[PATCH 6/6] mm: page_alloc: Make zone distribution page aging policy configurable

From: Mel Gorman
Date: Wed Dec 18 2013 - 14:42:20 EST

Next message: Luis R. Rodriguez: "Re: [cfg80211 / iwlwifi] setting wireless regulatory domain doesn'twork."
Previous message: Mel Gorman: "[PATCH 2/6] mm: page_alloc: Document why NR_ALLOC_BATCH is always updated"
In reply to: Mel Gorman: "[PATCH 2/6] mm: page_alloc: Document why NR_ALLOC_BATCH is always updated"
Next in thread: Mel Gorman: "[PATCH 5/6] mm: Annotate page cache allocations"
Messages sorted by: [ date ] [ thread ] [ subject ] [ author ]

Commit 81c0a2bb ("mm: page_alloc: fair zone allocator policy") solved a
bug whereby new pages could be reclaimed before old pages because of
how the page allocator and kswapd interacted on the per-zone LRU lists.
Unfortunately it was missed during review that a consequence is that
we also round-robin between NUMA nodes.
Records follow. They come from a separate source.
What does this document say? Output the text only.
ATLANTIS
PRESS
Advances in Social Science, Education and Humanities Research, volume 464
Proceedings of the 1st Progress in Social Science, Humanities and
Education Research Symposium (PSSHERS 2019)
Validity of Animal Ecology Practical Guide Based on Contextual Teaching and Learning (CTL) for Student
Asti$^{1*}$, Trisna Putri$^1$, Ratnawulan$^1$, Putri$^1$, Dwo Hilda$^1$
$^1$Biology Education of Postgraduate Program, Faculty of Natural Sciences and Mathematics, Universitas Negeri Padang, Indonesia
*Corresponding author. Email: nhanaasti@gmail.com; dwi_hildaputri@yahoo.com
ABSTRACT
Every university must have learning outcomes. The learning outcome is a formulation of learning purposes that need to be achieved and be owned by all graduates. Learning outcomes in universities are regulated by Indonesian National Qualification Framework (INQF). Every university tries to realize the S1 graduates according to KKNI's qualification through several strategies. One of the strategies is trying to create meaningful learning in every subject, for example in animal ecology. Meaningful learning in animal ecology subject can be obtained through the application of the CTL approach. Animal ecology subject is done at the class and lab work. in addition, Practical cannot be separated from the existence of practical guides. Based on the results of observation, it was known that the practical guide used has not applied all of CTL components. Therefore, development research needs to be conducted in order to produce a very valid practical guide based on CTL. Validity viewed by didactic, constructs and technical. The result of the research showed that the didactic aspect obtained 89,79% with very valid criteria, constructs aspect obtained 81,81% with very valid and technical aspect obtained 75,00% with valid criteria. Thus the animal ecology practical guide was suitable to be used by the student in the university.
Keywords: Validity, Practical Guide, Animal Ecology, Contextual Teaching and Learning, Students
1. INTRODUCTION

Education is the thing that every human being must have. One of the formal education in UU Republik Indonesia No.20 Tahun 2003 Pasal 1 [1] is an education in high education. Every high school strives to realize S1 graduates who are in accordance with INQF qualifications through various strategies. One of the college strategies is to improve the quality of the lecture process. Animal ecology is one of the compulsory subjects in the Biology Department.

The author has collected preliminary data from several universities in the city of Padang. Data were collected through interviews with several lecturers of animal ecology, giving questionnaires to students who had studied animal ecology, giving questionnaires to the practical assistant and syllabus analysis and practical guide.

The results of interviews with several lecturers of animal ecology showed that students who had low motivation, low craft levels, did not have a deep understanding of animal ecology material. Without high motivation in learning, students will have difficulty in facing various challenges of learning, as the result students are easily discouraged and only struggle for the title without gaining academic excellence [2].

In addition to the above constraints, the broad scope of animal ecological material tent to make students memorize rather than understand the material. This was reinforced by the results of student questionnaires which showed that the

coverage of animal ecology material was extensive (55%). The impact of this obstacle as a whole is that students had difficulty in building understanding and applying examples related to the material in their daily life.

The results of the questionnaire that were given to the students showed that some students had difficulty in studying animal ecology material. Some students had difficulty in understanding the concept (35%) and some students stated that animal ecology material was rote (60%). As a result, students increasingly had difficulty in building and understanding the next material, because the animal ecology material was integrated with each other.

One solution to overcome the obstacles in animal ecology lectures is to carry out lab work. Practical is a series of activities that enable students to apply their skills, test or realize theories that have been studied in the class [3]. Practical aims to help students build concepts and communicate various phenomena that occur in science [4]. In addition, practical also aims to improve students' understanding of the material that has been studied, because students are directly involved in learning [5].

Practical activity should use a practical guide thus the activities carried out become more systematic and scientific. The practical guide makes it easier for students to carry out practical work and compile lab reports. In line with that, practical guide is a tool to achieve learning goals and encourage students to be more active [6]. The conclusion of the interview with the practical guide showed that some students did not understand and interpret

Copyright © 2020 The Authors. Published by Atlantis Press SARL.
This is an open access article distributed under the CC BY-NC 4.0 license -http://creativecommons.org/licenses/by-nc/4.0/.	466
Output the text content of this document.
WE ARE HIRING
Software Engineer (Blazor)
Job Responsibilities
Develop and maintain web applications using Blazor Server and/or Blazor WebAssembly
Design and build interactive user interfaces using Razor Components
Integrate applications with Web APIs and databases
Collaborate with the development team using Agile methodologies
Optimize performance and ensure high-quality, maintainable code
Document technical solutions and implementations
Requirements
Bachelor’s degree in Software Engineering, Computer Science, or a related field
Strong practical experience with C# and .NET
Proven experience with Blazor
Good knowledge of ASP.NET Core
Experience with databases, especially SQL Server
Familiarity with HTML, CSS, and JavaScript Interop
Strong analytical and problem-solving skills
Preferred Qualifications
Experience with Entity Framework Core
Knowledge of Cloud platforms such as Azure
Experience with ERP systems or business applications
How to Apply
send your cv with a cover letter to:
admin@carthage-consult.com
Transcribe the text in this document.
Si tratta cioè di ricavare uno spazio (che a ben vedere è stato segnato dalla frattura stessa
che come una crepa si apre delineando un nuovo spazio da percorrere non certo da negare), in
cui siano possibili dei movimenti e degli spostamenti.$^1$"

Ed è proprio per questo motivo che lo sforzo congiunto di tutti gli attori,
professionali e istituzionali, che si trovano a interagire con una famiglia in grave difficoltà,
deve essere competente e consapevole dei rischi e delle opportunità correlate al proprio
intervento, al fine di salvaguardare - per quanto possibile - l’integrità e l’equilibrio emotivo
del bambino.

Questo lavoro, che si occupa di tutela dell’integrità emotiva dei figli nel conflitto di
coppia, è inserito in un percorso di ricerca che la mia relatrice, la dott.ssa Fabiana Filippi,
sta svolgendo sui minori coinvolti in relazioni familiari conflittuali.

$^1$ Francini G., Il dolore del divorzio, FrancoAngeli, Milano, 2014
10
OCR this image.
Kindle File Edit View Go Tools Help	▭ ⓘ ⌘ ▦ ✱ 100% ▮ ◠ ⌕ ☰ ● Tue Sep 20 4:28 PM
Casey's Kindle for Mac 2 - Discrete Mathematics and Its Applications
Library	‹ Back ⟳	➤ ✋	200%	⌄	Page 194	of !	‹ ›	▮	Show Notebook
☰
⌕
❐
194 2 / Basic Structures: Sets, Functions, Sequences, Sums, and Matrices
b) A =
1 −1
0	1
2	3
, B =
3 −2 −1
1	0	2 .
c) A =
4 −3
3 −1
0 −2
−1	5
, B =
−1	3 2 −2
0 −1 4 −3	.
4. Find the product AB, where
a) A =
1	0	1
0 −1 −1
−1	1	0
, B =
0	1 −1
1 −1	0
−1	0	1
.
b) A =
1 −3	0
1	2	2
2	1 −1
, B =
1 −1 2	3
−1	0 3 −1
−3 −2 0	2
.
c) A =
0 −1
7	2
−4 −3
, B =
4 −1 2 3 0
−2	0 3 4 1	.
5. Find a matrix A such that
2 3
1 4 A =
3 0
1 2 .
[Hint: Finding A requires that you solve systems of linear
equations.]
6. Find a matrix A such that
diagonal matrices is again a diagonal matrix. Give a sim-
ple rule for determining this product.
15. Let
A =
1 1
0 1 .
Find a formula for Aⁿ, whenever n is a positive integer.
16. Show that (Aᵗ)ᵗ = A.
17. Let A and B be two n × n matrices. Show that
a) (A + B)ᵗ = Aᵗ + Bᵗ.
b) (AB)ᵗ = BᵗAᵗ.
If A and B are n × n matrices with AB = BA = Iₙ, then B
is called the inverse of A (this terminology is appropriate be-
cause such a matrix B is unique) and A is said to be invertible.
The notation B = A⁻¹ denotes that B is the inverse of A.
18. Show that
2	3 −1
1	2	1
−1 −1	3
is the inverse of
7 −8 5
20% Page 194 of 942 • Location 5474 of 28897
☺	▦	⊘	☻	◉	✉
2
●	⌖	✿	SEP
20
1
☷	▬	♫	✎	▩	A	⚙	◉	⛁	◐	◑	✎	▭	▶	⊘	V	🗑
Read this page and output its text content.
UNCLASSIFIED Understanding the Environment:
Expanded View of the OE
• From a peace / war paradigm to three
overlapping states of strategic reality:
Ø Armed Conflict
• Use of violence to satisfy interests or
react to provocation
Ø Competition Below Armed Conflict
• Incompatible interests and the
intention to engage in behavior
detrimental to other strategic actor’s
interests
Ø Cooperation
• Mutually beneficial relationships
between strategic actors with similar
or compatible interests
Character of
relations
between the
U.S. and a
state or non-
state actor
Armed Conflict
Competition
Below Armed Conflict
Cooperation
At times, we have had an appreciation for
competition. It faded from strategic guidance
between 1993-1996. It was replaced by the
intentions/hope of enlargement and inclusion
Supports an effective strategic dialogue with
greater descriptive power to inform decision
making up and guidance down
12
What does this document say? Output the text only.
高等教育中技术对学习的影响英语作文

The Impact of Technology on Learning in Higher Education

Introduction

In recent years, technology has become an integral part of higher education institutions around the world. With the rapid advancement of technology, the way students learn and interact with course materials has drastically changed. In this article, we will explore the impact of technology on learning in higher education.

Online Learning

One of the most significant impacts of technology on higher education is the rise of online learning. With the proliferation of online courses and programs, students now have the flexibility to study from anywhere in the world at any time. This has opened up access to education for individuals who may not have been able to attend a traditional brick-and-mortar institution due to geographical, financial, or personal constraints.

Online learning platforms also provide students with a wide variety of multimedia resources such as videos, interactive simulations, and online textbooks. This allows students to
This is bad for two reasons

1. It alters the semantics of MPOL_LOCAL without telling anyone
2. It incurs an immediate remote memory performance hit in exchange
for a potential performance gain when memory needs to be reclaimed
later

No cookies for the reviewers on this one.

This patch introduces a vm.mpol_interleave_files sysctl that allows the
administrator to alter the default memory allocation policy for file-backed
pages.

By default it is disabled but there is evidence that users on NUMA
machines will want to enable this. The default is expected to change
once the documention is in sync. Ideally it would also be possible to
control on a per-process basis by allowing processes to select either an
MPOL_LOCAL or MPOL_INTERLEAVE_PAGECACHE memory policy as memory policies
are the traditional way for controlling allocation behaviour.

Cc: <stable@xxxxxxxxxx> # 3.12
Signed-off-by: Mel Gorman <mgorman@xxxxxxx>
---
Documentation/sysctl/vm.txt | 51 +++++++++++++
include/linux/mmzone.h | 2 +
include/linux/swap.h | 1 +
kernel/sysctl.c | 8 +++
mm/page_alloc.c | 169 +++++++++++++++++++++++++++++++++++---------
5 files changed, 197 insertions(+), 34 deletions(-)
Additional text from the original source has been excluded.